Norwood Memorial Municipal Building | |
Location: | 566 Washington Street Norwood, Massachusetts |
Coordinates: | 42.1947°N -71.2006°W |
Built: | 1927 |
Architect: | Upham, William G.; Miner, Edward, et al. |
Architecture: | Late Gothic Revival |
Added: | October 10, 1996 |
Refnum: | 96001086 |
Norwood Memorial Municipal Building (Norwood Town Hall) is a historic building located in Norwood, Massachusetts, United States.
The Late Gothic Revival building was built in 1927-28, and is made of Weymouth seamed-face granite. Visitors often mistake it for a church or believe it to have been a church, but it never was; its stained-glass windows depict not saints, but local patriot Aaron Guild.
"Guild", whose name appears in local street and building names, is pronounced with a long i, like the second syllable of the word "beguiled".
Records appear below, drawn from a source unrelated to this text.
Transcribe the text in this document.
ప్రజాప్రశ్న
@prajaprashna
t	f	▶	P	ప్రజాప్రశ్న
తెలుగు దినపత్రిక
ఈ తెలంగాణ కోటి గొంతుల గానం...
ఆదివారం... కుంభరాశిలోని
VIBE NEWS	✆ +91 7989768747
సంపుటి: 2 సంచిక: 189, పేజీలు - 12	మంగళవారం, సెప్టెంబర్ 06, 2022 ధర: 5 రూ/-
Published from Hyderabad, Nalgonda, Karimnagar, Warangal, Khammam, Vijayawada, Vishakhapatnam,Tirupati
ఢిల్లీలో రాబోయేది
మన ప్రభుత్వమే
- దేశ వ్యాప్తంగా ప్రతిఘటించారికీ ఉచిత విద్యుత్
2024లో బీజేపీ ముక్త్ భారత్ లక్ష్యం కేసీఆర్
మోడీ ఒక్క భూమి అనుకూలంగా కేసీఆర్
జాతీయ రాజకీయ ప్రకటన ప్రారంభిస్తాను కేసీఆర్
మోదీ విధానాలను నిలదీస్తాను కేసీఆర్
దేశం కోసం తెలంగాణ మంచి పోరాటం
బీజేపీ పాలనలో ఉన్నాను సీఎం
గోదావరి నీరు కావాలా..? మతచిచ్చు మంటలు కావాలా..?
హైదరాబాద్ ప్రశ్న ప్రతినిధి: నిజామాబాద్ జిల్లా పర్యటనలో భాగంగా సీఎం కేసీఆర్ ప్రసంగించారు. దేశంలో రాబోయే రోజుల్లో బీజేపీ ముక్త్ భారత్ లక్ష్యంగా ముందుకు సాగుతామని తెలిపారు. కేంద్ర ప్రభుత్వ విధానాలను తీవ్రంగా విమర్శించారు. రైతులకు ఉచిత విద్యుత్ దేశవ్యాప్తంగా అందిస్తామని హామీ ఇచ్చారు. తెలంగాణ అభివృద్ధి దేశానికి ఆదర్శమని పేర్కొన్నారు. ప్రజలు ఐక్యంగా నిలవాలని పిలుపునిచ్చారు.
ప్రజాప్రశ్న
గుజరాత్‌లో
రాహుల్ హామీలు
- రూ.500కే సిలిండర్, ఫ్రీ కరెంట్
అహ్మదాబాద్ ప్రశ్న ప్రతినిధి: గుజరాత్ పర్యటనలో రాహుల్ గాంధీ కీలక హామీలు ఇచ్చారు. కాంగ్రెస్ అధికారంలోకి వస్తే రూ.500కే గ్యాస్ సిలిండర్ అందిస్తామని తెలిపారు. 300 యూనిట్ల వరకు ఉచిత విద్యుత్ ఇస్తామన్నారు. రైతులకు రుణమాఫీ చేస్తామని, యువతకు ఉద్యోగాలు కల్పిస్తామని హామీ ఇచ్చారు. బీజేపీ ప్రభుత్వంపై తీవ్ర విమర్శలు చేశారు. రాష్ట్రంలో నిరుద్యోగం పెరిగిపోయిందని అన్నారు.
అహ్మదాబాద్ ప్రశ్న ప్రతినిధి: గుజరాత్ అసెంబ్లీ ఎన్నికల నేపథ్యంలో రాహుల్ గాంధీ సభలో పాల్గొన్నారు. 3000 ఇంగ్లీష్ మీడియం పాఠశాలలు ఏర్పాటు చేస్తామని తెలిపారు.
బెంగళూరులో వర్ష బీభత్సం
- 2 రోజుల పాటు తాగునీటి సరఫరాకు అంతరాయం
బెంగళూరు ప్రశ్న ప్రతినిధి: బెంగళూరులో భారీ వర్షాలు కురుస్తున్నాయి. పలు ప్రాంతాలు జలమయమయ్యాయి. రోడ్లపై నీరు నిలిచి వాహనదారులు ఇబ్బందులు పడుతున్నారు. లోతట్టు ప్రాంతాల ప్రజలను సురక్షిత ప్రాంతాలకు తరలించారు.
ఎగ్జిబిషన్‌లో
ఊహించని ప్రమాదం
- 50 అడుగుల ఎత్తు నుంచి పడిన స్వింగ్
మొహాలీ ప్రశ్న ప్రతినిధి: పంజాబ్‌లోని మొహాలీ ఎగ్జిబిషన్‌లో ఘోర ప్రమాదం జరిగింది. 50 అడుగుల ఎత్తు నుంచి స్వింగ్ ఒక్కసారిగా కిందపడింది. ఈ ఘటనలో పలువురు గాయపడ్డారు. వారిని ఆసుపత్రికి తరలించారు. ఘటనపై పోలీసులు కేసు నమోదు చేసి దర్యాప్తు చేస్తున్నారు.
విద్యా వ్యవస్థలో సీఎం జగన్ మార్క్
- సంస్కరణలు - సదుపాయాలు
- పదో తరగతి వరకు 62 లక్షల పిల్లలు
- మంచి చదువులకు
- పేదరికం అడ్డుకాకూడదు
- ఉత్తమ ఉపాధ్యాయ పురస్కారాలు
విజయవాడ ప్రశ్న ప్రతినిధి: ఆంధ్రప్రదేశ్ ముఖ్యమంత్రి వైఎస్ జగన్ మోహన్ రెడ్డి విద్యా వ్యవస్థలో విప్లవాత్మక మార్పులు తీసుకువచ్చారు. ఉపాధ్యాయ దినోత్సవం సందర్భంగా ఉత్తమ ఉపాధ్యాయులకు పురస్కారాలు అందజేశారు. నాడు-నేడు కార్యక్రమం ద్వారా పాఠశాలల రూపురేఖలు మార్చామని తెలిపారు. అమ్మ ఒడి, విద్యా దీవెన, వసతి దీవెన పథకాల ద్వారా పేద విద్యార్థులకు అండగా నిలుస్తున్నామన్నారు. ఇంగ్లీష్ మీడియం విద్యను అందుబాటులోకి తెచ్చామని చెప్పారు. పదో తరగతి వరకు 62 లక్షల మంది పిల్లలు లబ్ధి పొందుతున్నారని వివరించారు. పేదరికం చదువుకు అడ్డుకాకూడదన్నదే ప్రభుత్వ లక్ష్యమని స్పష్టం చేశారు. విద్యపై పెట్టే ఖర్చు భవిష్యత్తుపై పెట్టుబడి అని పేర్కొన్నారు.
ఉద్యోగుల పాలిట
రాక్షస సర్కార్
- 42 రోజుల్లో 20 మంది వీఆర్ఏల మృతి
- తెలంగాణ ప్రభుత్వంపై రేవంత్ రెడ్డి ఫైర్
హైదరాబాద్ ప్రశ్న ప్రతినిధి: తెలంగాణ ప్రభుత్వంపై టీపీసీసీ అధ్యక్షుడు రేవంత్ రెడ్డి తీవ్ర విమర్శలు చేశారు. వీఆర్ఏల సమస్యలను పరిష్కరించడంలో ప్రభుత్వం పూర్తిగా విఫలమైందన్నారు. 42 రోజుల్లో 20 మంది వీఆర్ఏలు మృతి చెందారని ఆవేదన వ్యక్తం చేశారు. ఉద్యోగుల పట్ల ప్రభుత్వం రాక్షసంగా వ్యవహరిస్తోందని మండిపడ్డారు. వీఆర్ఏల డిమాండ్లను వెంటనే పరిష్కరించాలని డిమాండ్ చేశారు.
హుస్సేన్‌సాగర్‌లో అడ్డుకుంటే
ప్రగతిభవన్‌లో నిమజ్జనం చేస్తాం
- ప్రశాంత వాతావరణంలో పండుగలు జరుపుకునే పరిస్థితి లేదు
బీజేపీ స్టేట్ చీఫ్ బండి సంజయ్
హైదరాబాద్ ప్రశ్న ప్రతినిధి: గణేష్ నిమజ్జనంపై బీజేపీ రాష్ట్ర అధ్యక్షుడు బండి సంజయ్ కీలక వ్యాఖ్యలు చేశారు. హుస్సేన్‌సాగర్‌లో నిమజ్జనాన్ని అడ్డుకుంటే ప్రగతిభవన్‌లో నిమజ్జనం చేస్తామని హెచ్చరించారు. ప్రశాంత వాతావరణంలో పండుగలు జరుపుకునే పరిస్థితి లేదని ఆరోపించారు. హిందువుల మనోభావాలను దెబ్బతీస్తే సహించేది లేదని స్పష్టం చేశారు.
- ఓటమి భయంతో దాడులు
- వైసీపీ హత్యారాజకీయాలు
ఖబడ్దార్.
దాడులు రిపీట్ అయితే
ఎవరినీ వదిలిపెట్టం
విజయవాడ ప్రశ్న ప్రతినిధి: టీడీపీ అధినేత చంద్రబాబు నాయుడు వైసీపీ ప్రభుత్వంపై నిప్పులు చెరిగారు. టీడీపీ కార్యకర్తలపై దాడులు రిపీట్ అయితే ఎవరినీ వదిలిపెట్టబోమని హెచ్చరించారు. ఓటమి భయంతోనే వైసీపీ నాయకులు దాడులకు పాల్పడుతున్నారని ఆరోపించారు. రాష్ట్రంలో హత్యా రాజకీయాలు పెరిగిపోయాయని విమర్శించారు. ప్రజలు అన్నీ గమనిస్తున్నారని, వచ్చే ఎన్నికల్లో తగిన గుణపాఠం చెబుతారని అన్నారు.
Guild's significance is explained by an inscription on the Aaron Guild Memorial Stone, dedicated in 1903, which stands outside the Norwood public library. The inscription reads:
NEAR THIS SPOT
CAPT. AARON GUILD
ON APRIL 19, 1775
LEFT PLOW IN FURROW, OXEN STANDING
AND DEPARTING FOR LEXINGTON
ARRIVED IN TIME TO FIRE UPON
THE RETREATING BRITISH.
Guild and his oxen are featured in the town seal.
The building includes a 50-bell[1] [2] [3] [4] carillon tower housing the Walter F. Tilton Memorial Carillon, one of nine carillons in Massachusetts and the seventh-largest in the United States.
The building was added to the National Register of Historic Places in 1996.[5]